Today marks the day that I have officially been in site for one month, whoo! I surprise myself by saying that time has actually gone by pretty fast. **knock on wood**
Like I’m sure many Peace Corps Volunteers can attest to, the first few weeks of arriving at site can be kind of [insert emotionally overwhelming synonym here]. You’ve left your new friends, the busy training schedule, and that cozy life you just built for yourself over the past three months during pre-service training only to wake up alone in an unfamiliar place surrounded by flying insects, people, and a language that you don’t really know. It’s a big change.
For Community Economic Development Volunteers, the first 3 months in site are supposed to be spent assessing and getting to know your community. This was the part of Peace Corps that always terrified me. The first few months of arriving in site that are solely for integrating. Nothing to really do, nowhere to really go. Just integrate. I felt like this part of my service was going to be a huge challenge for me because I’m the kind of person who works best with structure and purpose. When I have a lot to do, I get a lot done. When I have a deadline, I meet it. Wake me up at 7am and fill that schedule like a tall glass of water on a hot hot day.
Surprisingly, I’ve found the free time refreshing. For the first time in a long time, I’m not tied down to a calendar, a regular job, or a recurring routine. I can make my own schedule and do all the things I used to say I didn’t have time for (hello books and instruments) and challenge myself to make the most out of this once in a lifetime experience.
So, what have I been doing the past month?
I run. I’ve been running a lot. I run almost every morning or try to workout everyday. On days that I don’t workout or have work to do my mind starts to wander to the dark side and the days draaag. Right now running is a really important part of my life and mental sanity.
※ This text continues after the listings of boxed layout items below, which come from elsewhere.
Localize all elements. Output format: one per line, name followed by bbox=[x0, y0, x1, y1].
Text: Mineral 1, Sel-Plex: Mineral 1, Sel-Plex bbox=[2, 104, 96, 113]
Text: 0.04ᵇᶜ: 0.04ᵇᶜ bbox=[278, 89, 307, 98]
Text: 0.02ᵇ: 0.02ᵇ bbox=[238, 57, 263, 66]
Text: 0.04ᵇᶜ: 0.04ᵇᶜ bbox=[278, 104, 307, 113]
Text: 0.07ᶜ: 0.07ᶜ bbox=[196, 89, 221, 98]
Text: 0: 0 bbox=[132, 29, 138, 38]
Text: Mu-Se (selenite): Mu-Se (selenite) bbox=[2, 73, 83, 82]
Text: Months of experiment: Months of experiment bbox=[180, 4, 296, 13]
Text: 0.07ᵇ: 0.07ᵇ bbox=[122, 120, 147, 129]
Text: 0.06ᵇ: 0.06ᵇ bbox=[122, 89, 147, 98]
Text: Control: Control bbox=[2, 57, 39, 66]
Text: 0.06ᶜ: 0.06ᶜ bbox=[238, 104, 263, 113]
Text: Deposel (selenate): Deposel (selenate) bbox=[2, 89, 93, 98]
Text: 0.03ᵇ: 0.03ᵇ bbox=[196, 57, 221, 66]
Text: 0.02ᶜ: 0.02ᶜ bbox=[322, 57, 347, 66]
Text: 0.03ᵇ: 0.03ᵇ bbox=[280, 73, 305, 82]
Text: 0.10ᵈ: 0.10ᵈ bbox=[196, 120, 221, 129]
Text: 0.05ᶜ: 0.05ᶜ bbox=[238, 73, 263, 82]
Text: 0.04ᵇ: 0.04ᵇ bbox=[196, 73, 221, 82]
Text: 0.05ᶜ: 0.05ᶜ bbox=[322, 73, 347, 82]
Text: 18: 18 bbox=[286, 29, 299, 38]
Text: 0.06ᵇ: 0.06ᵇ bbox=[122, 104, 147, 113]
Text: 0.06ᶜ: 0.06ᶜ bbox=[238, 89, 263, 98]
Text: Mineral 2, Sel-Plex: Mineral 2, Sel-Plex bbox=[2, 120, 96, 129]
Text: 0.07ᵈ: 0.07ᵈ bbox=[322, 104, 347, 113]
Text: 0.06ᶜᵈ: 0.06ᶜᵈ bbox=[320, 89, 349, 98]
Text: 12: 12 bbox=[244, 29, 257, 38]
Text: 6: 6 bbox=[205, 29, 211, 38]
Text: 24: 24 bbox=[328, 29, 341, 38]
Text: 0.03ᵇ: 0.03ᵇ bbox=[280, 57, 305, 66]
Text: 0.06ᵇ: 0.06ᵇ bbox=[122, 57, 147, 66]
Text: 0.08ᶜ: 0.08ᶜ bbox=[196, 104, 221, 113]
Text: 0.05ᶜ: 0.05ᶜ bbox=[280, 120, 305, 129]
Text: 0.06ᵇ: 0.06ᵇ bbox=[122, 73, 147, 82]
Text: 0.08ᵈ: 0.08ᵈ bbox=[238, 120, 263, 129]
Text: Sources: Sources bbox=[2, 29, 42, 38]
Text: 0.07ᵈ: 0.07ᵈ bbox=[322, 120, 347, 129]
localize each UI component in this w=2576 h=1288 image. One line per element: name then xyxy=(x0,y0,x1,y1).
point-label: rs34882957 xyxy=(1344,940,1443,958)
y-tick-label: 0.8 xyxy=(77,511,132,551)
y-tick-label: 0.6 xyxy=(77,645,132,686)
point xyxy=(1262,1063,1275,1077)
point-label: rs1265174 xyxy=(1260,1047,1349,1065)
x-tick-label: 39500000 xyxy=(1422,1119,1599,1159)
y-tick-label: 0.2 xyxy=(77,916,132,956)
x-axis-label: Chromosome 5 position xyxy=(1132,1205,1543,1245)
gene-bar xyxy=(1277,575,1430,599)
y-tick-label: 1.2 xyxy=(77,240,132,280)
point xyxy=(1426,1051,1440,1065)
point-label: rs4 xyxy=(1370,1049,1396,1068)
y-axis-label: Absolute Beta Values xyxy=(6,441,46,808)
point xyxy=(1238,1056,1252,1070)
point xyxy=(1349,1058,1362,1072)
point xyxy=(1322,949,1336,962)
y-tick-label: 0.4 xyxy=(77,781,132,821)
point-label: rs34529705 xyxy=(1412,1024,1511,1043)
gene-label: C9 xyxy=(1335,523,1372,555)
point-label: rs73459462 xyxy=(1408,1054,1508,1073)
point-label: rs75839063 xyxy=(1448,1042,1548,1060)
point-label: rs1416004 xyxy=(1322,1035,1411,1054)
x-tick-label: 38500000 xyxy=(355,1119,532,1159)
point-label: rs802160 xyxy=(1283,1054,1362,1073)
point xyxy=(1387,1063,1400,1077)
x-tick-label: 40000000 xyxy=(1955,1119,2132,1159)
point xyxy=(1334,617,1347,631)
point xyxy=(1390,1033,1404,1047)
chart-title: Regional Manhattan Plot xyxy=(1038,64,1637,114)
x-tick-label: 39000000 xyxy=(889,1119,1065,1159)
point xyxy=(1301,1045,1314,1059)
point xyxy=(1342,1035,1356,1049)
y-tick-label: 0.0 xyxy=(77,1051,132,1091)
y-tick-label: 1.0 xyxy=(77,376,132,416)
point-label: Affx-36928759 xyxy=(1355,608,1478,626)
I play the ukulele. I wanted to learn a new hobby and occupy my free time while I was here so I brought a ukulele. I’ve become fairly obsessed with playing (estoy totalmente enganchado!) and I’ve even learned a few songs since getting to site. It’s easy to pick up and I highly recommend it to anyone looking for a new hobby or challenge. PCV or not!
I hang out with kids. Kids are my best friends right now because they’re willing to listen to my sloooowww Spanish without judgement. And, they’re enthusiastic about teaching me new words and telling me stories, even when I don’t understand. I didn’t believe it when everyone told us during training that kids would be our greatest resource but it’s true, they really are.
I study Spanish. Spanish is still a challenge for me and the main reason I get sad or frustrated sometimes. It can be difficult finding people who have patience and empathy for someone learning a new language let alone find people who want to have a conversation. It’s been a humbling experience to say the least! Outside of talking to people, I try to spend time learning new vocabulary and grammar.
I talk with my host mom. My host mom is the sweetest lady EVER. She doesn’t have a mean bone in her body and loves to talk about anything and everything. In the mornings and afternoons I help her around the house, cook, and just spend time with her talking.
I drink coffee. I drink coffee in the morning, in the afternoon and with dinner. Some say it’s a problem. I say it’s a passion. Around 2pm every day all the people of Costa Rica stop what they’re doing and join friends or family for cafecito = coffee and some sort of bread treat (empanadaaass). It’s the best time of the day.
I work. My project partner is a group of women (Asocición de Mujeres de Fila Naranjo) who recently just finished paying off a loan for a beautiful finca (farm) that they bought in Fila Naranjo. The finca has tons of potential. We are trying to turn it into a rural tourism destination but it still needs a lot of work. On Tuesdays and Fridays I work at the finca clearing brush, trails, planting new plants and helping to beautify the farm. On Saturdays, we travel to a feria (like a farmer’s market) where we make and serve breakfasts and lunches from a kitchen to raise money for the association and generate an income for the women.
After completing my first month as a PCV, I feel grateful that I’ve finally started this long anticipated 2-year journey! A month ago, I felt excited, nervous, and scared. I was excited for the new adventures and unknowns, nervous to live in a foreign place and communicate in a foreign language, and scared that doubt would fill my mind and I would discover that this journey, this life, wasn’t for me.
Now here I am a month later, every day feeling more and more at home in this beautiful place, in this beautiful country full of new friendships and discoveries. I don’t know if there will ever come a day over the next 2 years where I don’t feel excited, nervous, scared, or have a moment of doubt, but today I feel strong. I’m taking things one day at a time and it feels good.
I’m looking forward to seeing what Month 2 brings. Pura Vida!